Papa Francesco ha presieduto questa mattina a Santa Marta una Messa con un gruppo di giovani Gesuiti, che avevano partecipato anche al pranzo con il Pontefice il 31 luglio nella Curia generalizia della Compagnia di Gesù. Nell’omelia, il Papa ha parlato della figura di San Pietro Favre, di cui ieri ricorreva la memoria liturgica. Compagno di Sant’Ignazio di Loyola e primo Gesuita ad essere ordinato sacerdote, Favre è stato dichiarato santo da Papa Francesco, con canonizzazione equipollente, il 17 dicembre dell’anno scorso. Alla Messa era presente anche lo studente gesuita Nicolò Mazza. Padre Bernd Hagenkord lo ha intervistato:
R. – Stare con il Santo Padre, avere un Papa gesuita per me significa molte cose.
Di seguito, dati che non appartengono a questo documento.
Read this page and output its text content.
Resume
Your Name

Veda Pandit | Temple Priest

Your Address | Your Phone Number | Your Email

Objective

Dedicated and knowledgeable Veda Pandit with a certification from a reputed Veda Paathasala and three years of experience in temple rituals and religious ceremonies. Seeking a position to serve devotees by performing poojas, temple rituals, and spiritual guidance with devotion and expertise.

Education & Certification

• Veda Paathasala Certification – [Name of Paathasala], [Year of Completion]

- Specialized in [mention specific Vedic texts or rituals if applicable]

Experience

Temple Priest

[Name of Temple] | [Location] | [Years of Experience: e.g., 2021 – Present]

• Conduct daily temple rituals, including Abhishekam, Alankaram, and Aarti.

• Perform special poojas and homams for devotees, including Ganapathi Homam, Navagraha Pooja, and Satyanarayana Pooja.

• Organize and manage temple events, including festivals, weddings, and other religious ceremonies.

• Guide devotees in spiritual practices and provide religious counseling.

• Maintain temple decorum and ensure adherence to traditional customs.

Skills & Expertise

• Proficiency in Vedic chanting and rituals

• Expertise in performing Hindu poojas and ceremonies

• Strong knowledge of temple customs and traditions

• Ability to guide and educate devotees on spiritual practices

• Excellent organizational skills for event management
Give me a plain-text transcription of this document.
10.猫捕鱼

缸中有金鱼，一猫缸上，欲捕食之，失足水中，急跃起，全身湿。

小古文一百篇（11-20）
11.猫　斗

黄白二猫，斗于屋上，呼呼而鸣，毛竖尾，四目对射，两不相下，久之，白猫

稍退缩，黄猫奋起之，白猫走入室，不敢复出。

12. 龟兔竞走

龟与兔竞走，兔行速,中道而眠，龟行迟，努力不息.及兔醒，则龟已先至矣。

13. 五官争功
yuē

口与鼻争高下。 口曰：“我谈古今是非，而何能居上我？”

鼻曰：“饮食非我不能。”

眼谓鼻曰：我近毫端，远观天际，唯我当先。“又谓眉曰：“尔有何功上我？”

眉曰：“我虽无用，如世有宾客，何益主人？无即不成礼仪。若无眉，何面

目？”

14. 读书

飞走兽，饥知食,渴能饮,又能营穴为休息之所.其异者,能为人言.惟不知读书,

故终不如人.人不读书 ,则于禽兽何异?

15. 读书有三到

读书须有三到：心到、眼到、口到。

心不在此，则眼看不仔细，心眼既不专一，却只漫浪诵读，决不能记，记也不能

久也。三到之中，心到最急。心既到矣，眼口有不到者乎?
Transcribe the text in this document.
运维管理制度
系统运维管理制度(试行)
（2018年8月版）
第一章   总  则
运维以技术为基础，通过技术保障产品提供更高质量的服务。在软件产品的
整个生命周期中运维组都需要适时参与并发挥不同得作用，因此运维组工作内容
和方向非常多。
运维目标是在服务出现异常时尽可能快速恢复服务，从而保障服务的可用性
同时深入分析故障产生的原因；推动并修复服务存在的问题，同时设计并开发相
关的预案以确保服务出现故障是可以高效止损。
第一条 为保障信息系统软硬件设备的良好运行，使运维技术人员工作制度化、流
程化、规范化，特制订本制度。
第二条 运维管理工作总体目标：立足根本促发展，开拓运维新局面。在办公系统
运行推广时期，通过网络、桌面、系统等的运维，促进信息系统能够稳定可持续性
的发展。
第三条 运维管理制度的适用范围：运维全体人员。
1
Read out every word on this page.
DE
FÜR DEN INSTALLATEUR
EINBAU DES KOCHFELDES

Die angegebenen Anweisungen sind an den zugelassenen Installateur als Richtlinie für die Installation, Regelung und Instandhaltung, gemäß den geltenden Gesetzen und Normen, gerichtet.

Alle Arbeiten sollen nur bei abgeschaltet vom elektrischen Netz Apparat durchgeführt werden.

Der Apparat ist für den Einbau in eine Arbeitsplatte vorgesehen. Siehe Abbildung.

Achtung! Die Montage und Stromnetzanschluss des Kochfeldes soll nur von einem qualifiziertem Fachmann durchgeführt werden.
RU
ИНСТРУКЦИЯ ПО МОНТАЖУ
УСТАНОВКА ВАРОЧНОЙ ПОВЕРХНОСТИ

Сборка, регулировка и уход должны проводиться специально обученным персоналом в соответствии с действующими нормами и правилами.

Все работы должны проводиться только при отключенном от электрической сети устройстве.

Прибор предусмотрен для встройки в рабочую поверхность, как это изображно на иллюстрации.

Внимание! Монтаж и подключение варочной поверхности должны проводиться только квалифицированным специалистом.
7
In particolare, ho sentito la sua presenza, le sue parole, anche il suo stile nello stare a tavola con noi, nel celebrare la Messa questa mattina come un invito forte, un invito molto incisivo a tornare a ciò che di più essenziale, di più autentico c’è nel carisma della Compagnia di Gesù e nella spiritualità ignaziana.
D. – Senti che lui è un gesuita?
R. – Direi proprio di sì, per la sua sobrietà, la semplicità, il modo molto concreto di porsi, di stare con noi … Ho avuto, in alcuni momenti, proprio l’impressione di condividere qualcosa con un confratello, con un fratello maggiore.
D. – Stamani nell’omelia ha parlato di Pietro Favre…
R. – Ha ricordato la figura di San Pietro Favre, decisiva nel cammino della prima Compagnia. Ha fatto riferimento allo stile di San Pietro Favre che era uno stile di vicinanza ma anche di discernimento, dicendo che avrebbe potuto scegliere di chiudersi in fondamentalismi, in idee chiare, senza correre alcun rischio e invece – nel più autentico spirito di Sant’Ignazio – San Pietro Favre ha scelto di stare con la gente, di stare con chi era lontano e di farlo secondo uno spirito di discernimento.
D. – E’ stato un momento intenso?
R. – E’ stato bellissimo. È stato un momento toccante, una celebrazione estremamente sobria, semplice, senza grandi cerimonie. Personalmente, alla fine, quando l’ho salutato, gli ho chiesto di poterlo abbracciare, allora lui mi ha stretto forte, forte a sé e mi ha detto: “Questo sì che è un abbraccio da veri uomini”. Poi, mi ha mostrato come invece, una volta, a lui era stato insegnato ad abbracciare i confratelli, con una certa distanza. Mi ha detto: “Questo non va bene. Mi è piaciuto di più il tuo abbraccio”.